Germany’s leading top managers have long kept silent or opportunistically acquiesced in the anti-capitalist environmental policies of the past two decades. The boards of major automotive companies – including VW and Mercedes-Benz – applauded the “energy and mobility transitions” initiated by Angela Merkel. At the same time, they failed to speak out against the mistakes, such as the ban on the combustion engine from 2035.
But now, many have had enough. Some have even decided to speak out. One of Germany’s best-known business executives, Wolfgang Reitzle (formerly of BMW, Ford and Linde), did so in the clearest of terms last week. In an article in the German daily Die Welt, he declared, “Germany is in decline.”
His critique is persuasive. Productivity improvements have been Germany’s hallmark for a long time – but unit labour costs have been rising for years now. “Germany is no longer among the top ten countries in Europe in terms of gross domestic product per capita. We fell out of the list of the 20 most competitive countries in the world.”
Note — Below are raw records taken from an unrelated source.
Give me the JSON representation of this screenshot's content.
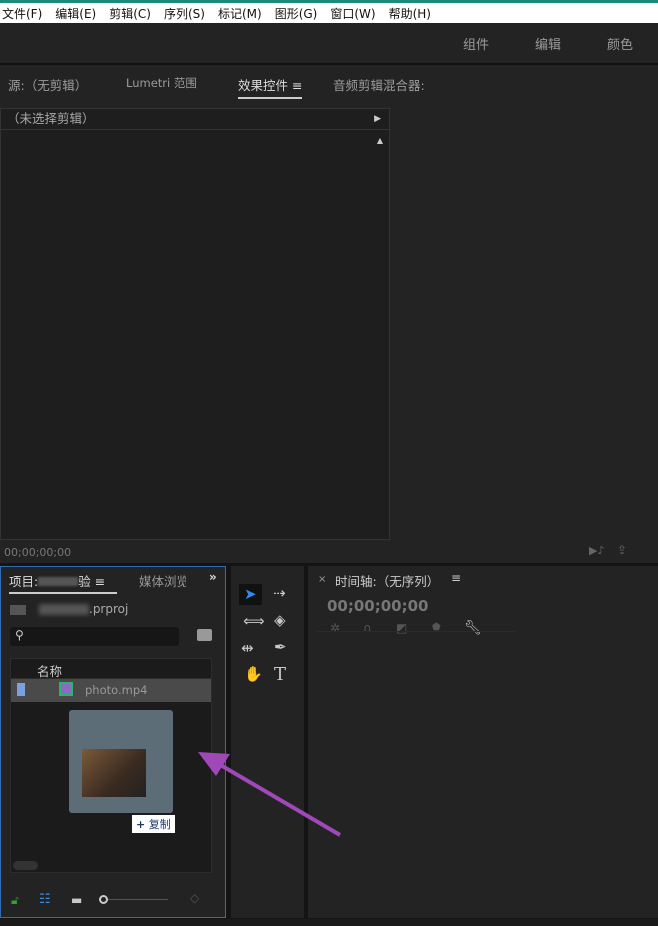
{
  "menu": [
    "文件(F)",
    "编辑(E)",
    "剪辑(C)",
    "序列(S)",
    "标记(M)",
    "图形(G)",
    "窗口(W)",
    "帮助(H)"
  ],
  "workspaces": [
    "组件",
    "编辑",
    "颜色"
  ],
  "upper_tabs": {
    "source": "源:（无剪辑）",
    "lumetri": "Lumetri 范围",
    "effects": "效果控件",
    "audio": "音频剪辑混合器:"
  },
  "effect_controls": {
    "no_clip": "（未选择剪辑）",
    "timecode": "00;00;00;00"
  },
  "project": {
    "tab_label": "项目:",
    "tab_suffix": "验",
    "media_tab": "媒体浏览",
    "file_suffix": ".prproj",
    "column_name": "名称",
    "item": "photo.mp4",
    "drag_tooltip": "复制",
    "drag_plus": "+"
  },
  "timeline": {
    "title": "时间轴:（无序列）",
    "timecode": "00;00;00;00",
    "close": "×"
  },
  "colors": {
    "accent_blue": "#2f6db5",
    "arrow": "#a048b8"
  }
}
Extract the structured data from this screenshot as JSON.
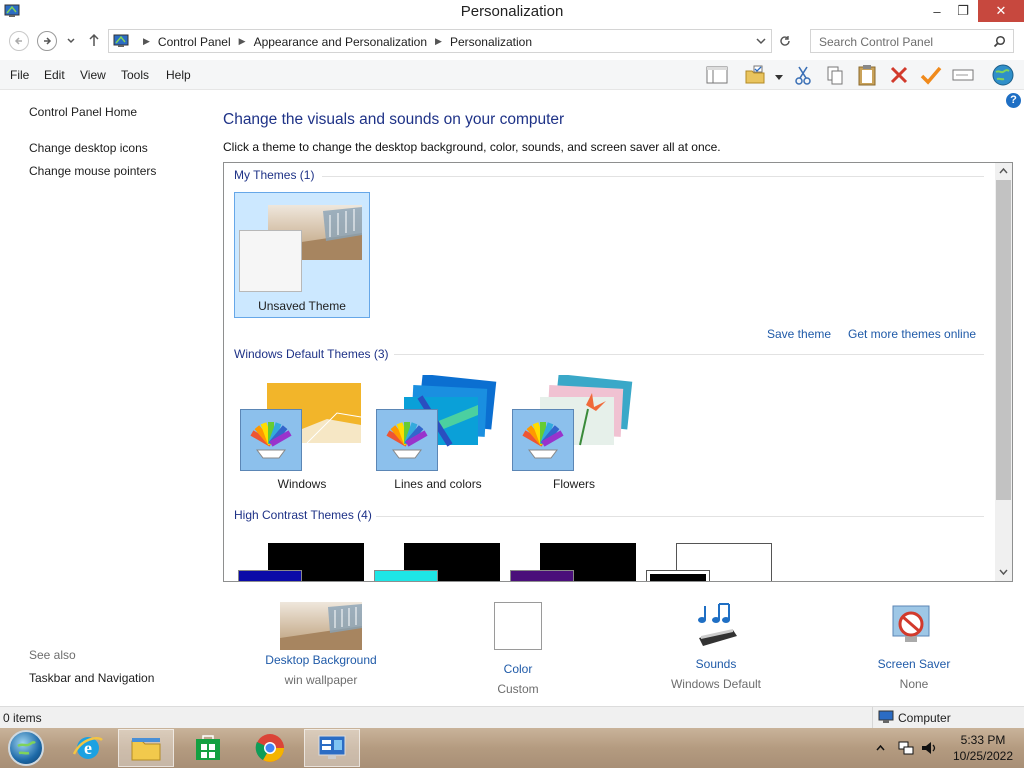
{
  "window": {
    "title": "Personalization",
    "controls": {
      "minimize": "–",
      "restore": "❐",
      "close": "✕"
    }
  },
  "address": {
    "crumbs": [
      "Control Panel",
      "Appearance and Personalization",
      "Personalization"
    ],
    "search_placeholder": "Search Control Panel"
  },
  "menu": [
    "File",
    "Edit",
    "View",
    "Tools",
    "Help"
  ],
  "left_panel": {
    "home": "Control Panel Home",
    "links": [
      "Change desktop icons",
      "Change mouse pointers"
    ],
    "see_also_title": "See also",
    "see_also_links": [
      "Taskbar and Navigation"
    ]
  },
  "main": {
    "heading": "Change the visuals and sounds on your computer",
    "subheading": "Click a theme to change the desktop background, color, sounds, and screen saver all at once.",
    "groups": {
      "my_themes": {
        "title": "My Themes (1)",
        "themes": [
          "Unsaved Theme"
        ]
      },
      "default_themes": {
        "title": "Windows Default Themes (3)",
        "themes": [
          "Windows",
          "Lines and colors",
          "Flowers"
        ]
      },
      "high_contrast": {
        "title": "High Contrast Themes (4)"
      }
    },
    "save_theme": "Save theme",
    "get_more": "Get more themes online"
  },
  "settings": [
    {
      "label": "Desktop Background",
      "value": "win wallpaper"
    },
    {
      "label": "Color",
      "value": "Custom"
    },
    {
      "label": "Sounds",
      "value": "Windows Default"
    },
    {
      "label": "Screen Saver",
      "value": "None"
    }
  ],
  "status": {
    "items": "0 items",
    "location": "Computer"
  },
  "clock": {
    "time": "5:33 PM",
    "date": "10/25/2022"
  },
  "colors": {
    "link": "#1f5aa8",
    "heading": "#1e3287",
    "selected": "#cce8ff",
    "close": "#c7483e"
  }
}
Germany is currently governed by a coalition of two left-wing parties, the SPD (Social Democrats) and the Greens, together with the market-oriented FDP, which is trying to prevent the worst from happening. Reitzle, however, does not lay all of the blame on this government alone. Above all, he believes, the decline has its roots in the era of Merkel, who ruled Germany from 2005 to 2021: “16 years under Chancellor Angela Merkel were too much even for a country as strong as Germany,” says Reitzle, adding, “During the Merkel era there was not a single structural reform that would have made the country more efficient. However, two fundamental decisions will have a lasting impact: the energy transition and opening the borders to uncontrolled migration.”
He accuses Germany of having massively expanded its welfare system while failing to invest in the future. For a country as rich as Germany, Reitzle continues, the infrastructure is in a “disgraceful” state. He also criticises the EU’s policy of constantly imposing new regulations on European companies. As an example, Reitzle cites the leading chemical company BASF, which has to contend with 14,000 pages of chemical industry regulations.
BASF recently announced plans to cut thousands of jobs in Germany and invest billions in China. The company blamed its decision on the horrendous cost of electricity in Germany and the excessive red tape and bureaucracy. Many other companies have already announced that they will leave Germany and expand their operations in the USA or Asia.
Reitzle criticizes Germany’s increasing shift away from market economics, pointing out that the share of the public sector has now grown to 50 percent. “Faith in the state is increasing – support for the market economy is on the wane.” Germany already has by far the shortest annual working hours in the world, Reitzle explains, at 1,349 hours (U.S. 1,791 hours, Poland 1,830). “And we are currently discussing a four-day week, if possible with two days working from home for a better work-life balance.”
For Reitzle, the fundamental problem is that policymaking in Germany is entirely subordinated to the issue of “climate protection”. “No other country in the world has a more foolhardy climate policy than Germany,” he writes, “which seems to believe it can save the world’s climate virtually single-handedly.” Germany has abandoned nuclear power and most recently even shut down perfectly functional nuclear power plants at a time of massive energy shortages. “Electricity is being replaced by nuclear power from France and coal-fired power from Germany, among other sources,” Reitzle says. “For years to come, we will have the dirtiest electricity in Europe after Poland – and will not make any significant contribution to climate protection.”
The flaw in Germany’s energy and climate policy is the maxim: “All Electric – Renewables Only.” However, delivering on this policy would mean more than doubling the amount of electricity generated, and doing so quickly. Capacities for wind and solar power would have to be more than quadrupled. Because wind and solar power are highly volatile, we would need huge storage and back-up capacities. “However,” Reitzle explains, “this is neither technically feasible nor affordable for a country like Germany. It is simply insanity.”
In addition to Merkel, Reitzle’s criticism is also directed at the Economics Minister, Robert Habeck of the Greens: “Habeck’s ‘Renewables Only’ plan will fail. He and the Greens, together with a large, quasi-religious community of left-wing environmentalist journalists, are on an ideological journey that can only mean gigantic losses of prosperity in Germany.”